The Mariners acquired Bradley from the Cubs in December 2009 in exchange for pitcher Carlos Silva and cash. During a May 2010 game, Bradley and manager Don Wakamatsu had words with each other after Bradley struck out in consecutive at-bats, including one with the bases loaded. Bradley left the stadium. Afterwards, Bradley asked the Mariners for help dealing with “emotional stress.” Bradley spent 15 games out of action, then returned to action. It was short-lived, as his season ended in late July due to a knee injury. The next season, which would prove to be his last, Bradley got off to an abysmal start, carrying a sub-.700 OPS into May. Bradley had one last confrontation with an umpire, getting ejected in the eighth inning of a May 6 game against the White Sox for arguing balls and strikes with home plate umpire Mike Muchlinski. As a result of Bradley’s ejection, the Mariners couldn’t pinch-hit for catcher Miguel Olivo with the go-ahead run on third base in Chone Figgins. Olivo struck out and the Mariners went on to lose 3-2. Mariners fans booed Bradley for not hustling on several defensive plays the next day. The Mariners released him on May 16 and he never played again.

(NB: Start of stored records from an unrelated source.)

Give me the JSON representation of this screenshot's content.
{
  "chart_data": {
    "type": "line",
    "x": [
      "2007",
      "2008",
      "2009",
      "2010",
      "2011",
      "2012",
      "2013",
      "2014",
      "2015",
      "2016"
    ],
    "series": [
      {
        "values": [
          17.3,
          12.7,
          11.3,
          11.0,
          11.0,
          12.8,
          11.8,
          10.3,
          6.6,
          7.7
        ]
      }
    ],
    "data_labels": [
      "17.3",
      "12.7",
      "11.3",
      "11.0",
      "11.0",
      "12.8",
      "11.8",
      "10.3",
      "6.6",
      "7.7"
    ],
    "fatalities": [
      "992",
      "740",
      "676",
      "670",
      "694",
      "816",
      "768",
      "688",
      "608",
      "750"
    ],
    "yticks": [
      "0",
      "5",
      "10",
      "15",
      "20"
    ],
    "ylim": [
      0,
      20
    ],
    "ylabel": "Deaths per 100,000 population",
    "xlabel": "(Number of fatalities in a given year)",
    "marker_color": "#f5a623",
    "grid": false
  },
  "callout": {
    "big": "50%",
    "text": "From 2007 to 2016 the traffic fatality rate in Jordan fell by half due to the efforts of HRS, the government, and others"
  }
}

Bradley had his share of off-the-field incidents as well. Along with getting pulled over, as mentioned above, Bradley had a handful of domestic violence incidents in 2005, 2011, ’12, and ’13. A jury convicted him in 2013 of nine counts of physically attacking and threatening his first wife. He was sentenced to 32 months in prison and 52 weeks of anger management and domestic violence classes. Bradley’s wife died of cirrhosis of the liver later that year. In 2018, Bradley was charged with spousal battery against his second wife. He pleaded no contest, receiving a 36-month probation sentence, and was ordered to attend 52 more weeks of domestic violence counseling.
As Bradley’s problems with the Indians, Dodgers, Cubs, and Mariners indicate, he would have brought trouble with him wherever he went. The Dodgers were trying to put together a competitive roster in 2004 was a young player with a lot of talent. Many teams in the past have made similar mistakes, believing they could be the organization that finally gets the problematic player to straighten up. The Dodgers thought they could tame Bradley, but he has proven to be unable to be tamed.